MRI tissue parameters also have been measured by CMR. The MRI relaxation times, T1, T2, and T2*can be determined in the myocardium using specialized pulse sequences that measure the changes in the CMR signal with changes in acquisition timing parameters.71 Relaxation measurements require multiple rescans using different timing parameters in order to derive the relaxation times from the signal intensity versus time curves via nonlinear regression as shown in Fig. 3c. Tl increases with the magnetic field strength used for MRI, but also is associated biologically with disease states that lead to fibrosis, edema, and amyloid deposition. TI is reduced by the administration of a gadolinium-based contrast agent (Gd), which briefly is retained in the interstitial space.7 making measurements before and after Gd, the ECV can be determined and used as a biomarker for myocardial fibrosis (Fig. 3). A study conducted at 3 Tesla in a cohort(n=76) of asymptomatic volunteers 20-90 years of age-reported native myocardial 7I and ECV, but not T2, were significantly greater in age-matched women than in men.23 In addition, 71 and ECVincreased with increasing age. However, in children (aged 9-18) 71 did not change with age but was significantly correlated (r=0.448,p-0.005)with body mass index(BMI).4 Although apposite interobserver variability has been reported for myocardial TI measurements with ICC>0.90,75 for multicenter investigations, it is good practice to certify that the Tl mapping method utilizes a standardized acquisition and post-processing approach.76
Studies also have evaluated T2, which increases with water content in myocardial tissues, as in myocardial edema. T2 is reported to decrease significantly with increasing age. R Decreases in the related parameter, myocardial T2*, have been associated with iron deposition which is indicative of thalassemia in children.77 A high-field (7) study of chicken embryos reported that T2 in the heart and other organs decreased during embryonic development. ' In a Polish study of 41 healthy children,9-18 years old, myocardial T2 was found to be significantly higher(44.6±4.2 vs.40.4±3.8p=0.002)in females than in males. 4 Normative values of 71, 72, and T2* for various age groups are listed in Table 5.
The development of the heart in early childhood has also been studied using CMR. Most of these studies have focused on infants with congenital heart diseases such as patent ductus arteriosus (PDA) and preterm infants.

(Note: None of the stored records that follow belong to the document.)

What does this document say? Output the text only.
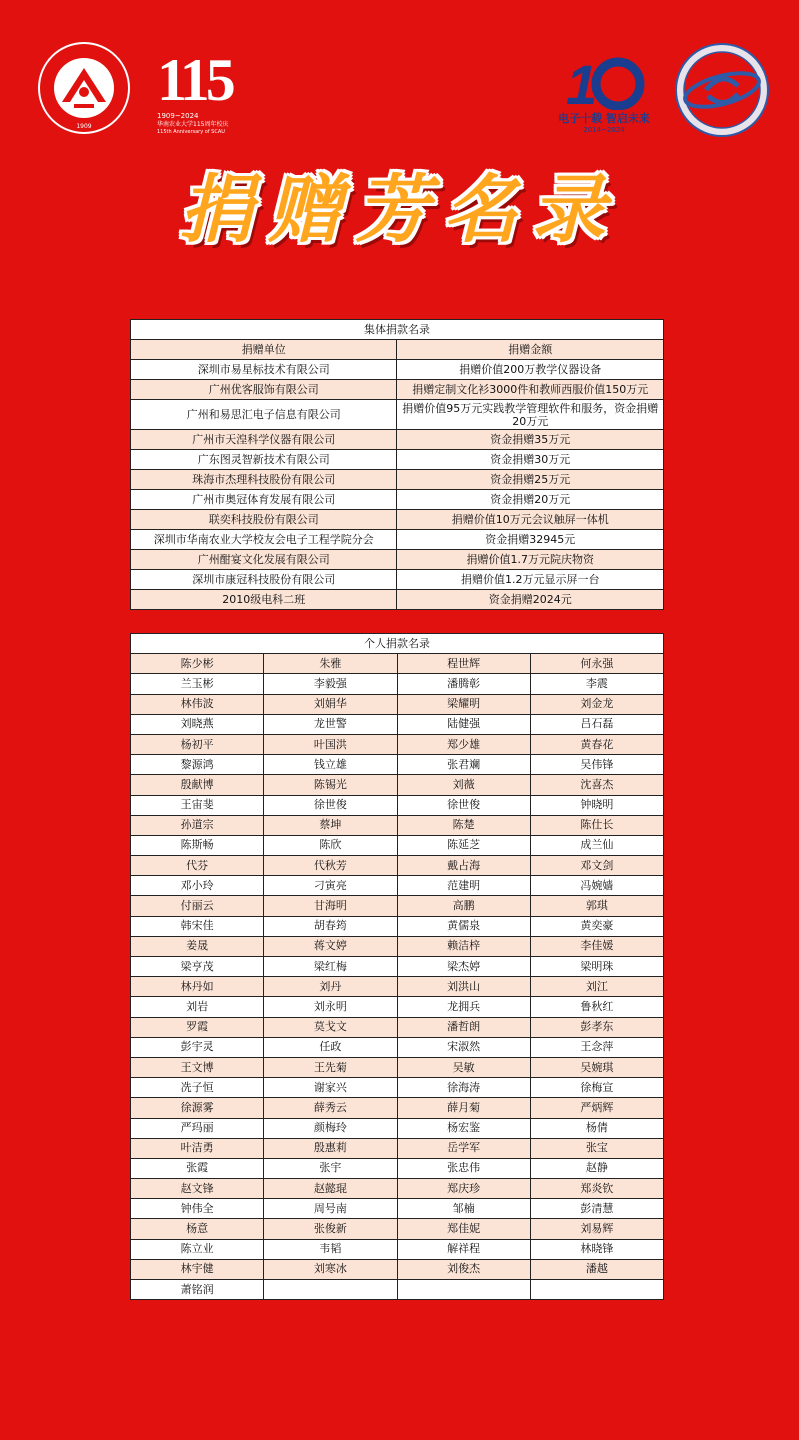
1909
115
1909~2024
华南农业大学115周年校庆
115th Anniversary of SCAU
1
电子十载 智启未来
2014~2024
捐赠芳名录
集体捐款名录	
捐赠单位	捐赠金额
深圳市易星标技术有限公司	捐赠价值200万教学仪器设备
广州优客服饰有限公司	捐赠定制文化衫3000件和教师西服价值150万元
广州和易思汇电子信息有限公司	捐赠价值95万元实践教学管理软件和服务，资金捐赠20万元
广州市天湟科学仪器有限公司	资金捐赠35万元
广东图灵智新技术有限公司	资金捐赠30万元
珠海市杰理科技股份有限公司	资金捐赠25万元
广州市奥冠体育发展有限公司	资金捐赠20万元
联奕科技股份有限公司	捐赠价值10万元会议触屏一体机
深圳市华南农业大学校友会电子工程学院分会	资金捐赠32945元
广州酣宴文化发展有限公司	捐赠价值1.7万元院庆物资
深圳市康冠科技股份有限公司	捐赠价值1.2万元显示屏一台
2010级电科二班	资金捐赠2024元
个人捐款名录			
陈少彬	朱雅	程世辉	何永强
兰玉彬	李毅强	潘腾彰	李震
林伟波	刘娟华	梁耀明	刘金龙
刘晓燕	龙世警	陆健强	吕石磊
杨初平	叶国洪	郑少雄	黄春花
黎源鸿	钱立雄	张君斓	吴伟锋
殷献博	陈锡光	刘薇	沈喜杰
王宙斐	徐世俊	徐世俊	钟晓明
孙道宗	蔡坤	陈楚	陈仕长
陈斯畅	陈欣	陈延芝	成兰仙
代芬	代秋芳	戴占海	邓文剑
邓小玲	刁寅亮	范建明	冯婉嫱
付丽云	甘海明	高鹏	郭琪
韩宋佳	胡春筠	黄儒泉	黄奕豪
姜晟	蒋文婷	赖洁梓	李佳媛
梁亨茂	梁红梅	梁杰婷	梁明珠
林丹如	刘丹	刘洪山	刘江
刘岩	刘永明	龙拥兵	鲁秋红
罗霞	莫戈文	潘哲朗	彭孝东
彭宇灵	任政	宋淑然	王念萍
王文博	王先菊	吴敏	吴婉琪
冼子恒	谢家兴	徐海涛	徐梅宣
徐源雾	薛秀云	薛月菊	严炳辉
严玛丽	颜梅玲	杨宏鉴	杨倩
叶洁勇	殷惠莉	岳学军	张宝
张霞	张宇	张忠伟	赵静
赵文锋	赵懿琨	郑庆珍	郑炎钦
钟伟全	周号南	邹楠	彭清慧
杨意	张俊新	郑佳妮	刘易辉
陈立业	韦韬	解祥程	林晓锋
林宇健	刘寒冰	刘俊杰	潘越
萧铭润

In studies of extremely young subjects, cardiac dimension measurements are typically indexed to body weight. Indexed cardiac parameters were significantly greater in a group of 16 PL A infants compared to 29 control infants in a study that showed good intra- and interobserver agreement. " These parameters included LV stroke volume (2.81±0.83 vs.1.82±0.29ml/kg,p<0.001),end-diastolic volume (3.38±1.34 vs.2.47±0.38ml/kg,p=0.001),and LV mass(2.46±0.59 vs.1.39±0.23g/kg,p<0.001).However, there were no significant differences in ejection fraction or fractional thickening between the two groups. Currently, studies of RV function and structure in infants have not demonstrated adequate reproducibility.
CMR was used to measure cardiac output and tricuspid and mitral E/A trans-mitral waveforms with Doppler at median 30.4 weeks gestational age (95% range 28.4-32.7), and then again at a median age of 10.0 years(95% range 9.4-11.7)in 547 subjects.80 These investigators found that higher third-trimester umbilical artery resistance was associated with higher childhood RVEF(p<0.05), but not with other cardiac outcomes. The third-trimester umbilical artery to cerebral artery pulsatility index ratio was not associated with childhood cardiac outcomes. Cistanche Extract Anti Radiation Higher third-trimester fetal LV output was associated with lower childhood LV EF and higher LV mass-to-volume ratios (p<05). Third-trimester fetal RV output was not associated with childhood cardiac outcomes. A higher third-trimester fetal tricuspid valve E/A mitral waveform ratio was associated with higher childhood RV EF(p<0.05).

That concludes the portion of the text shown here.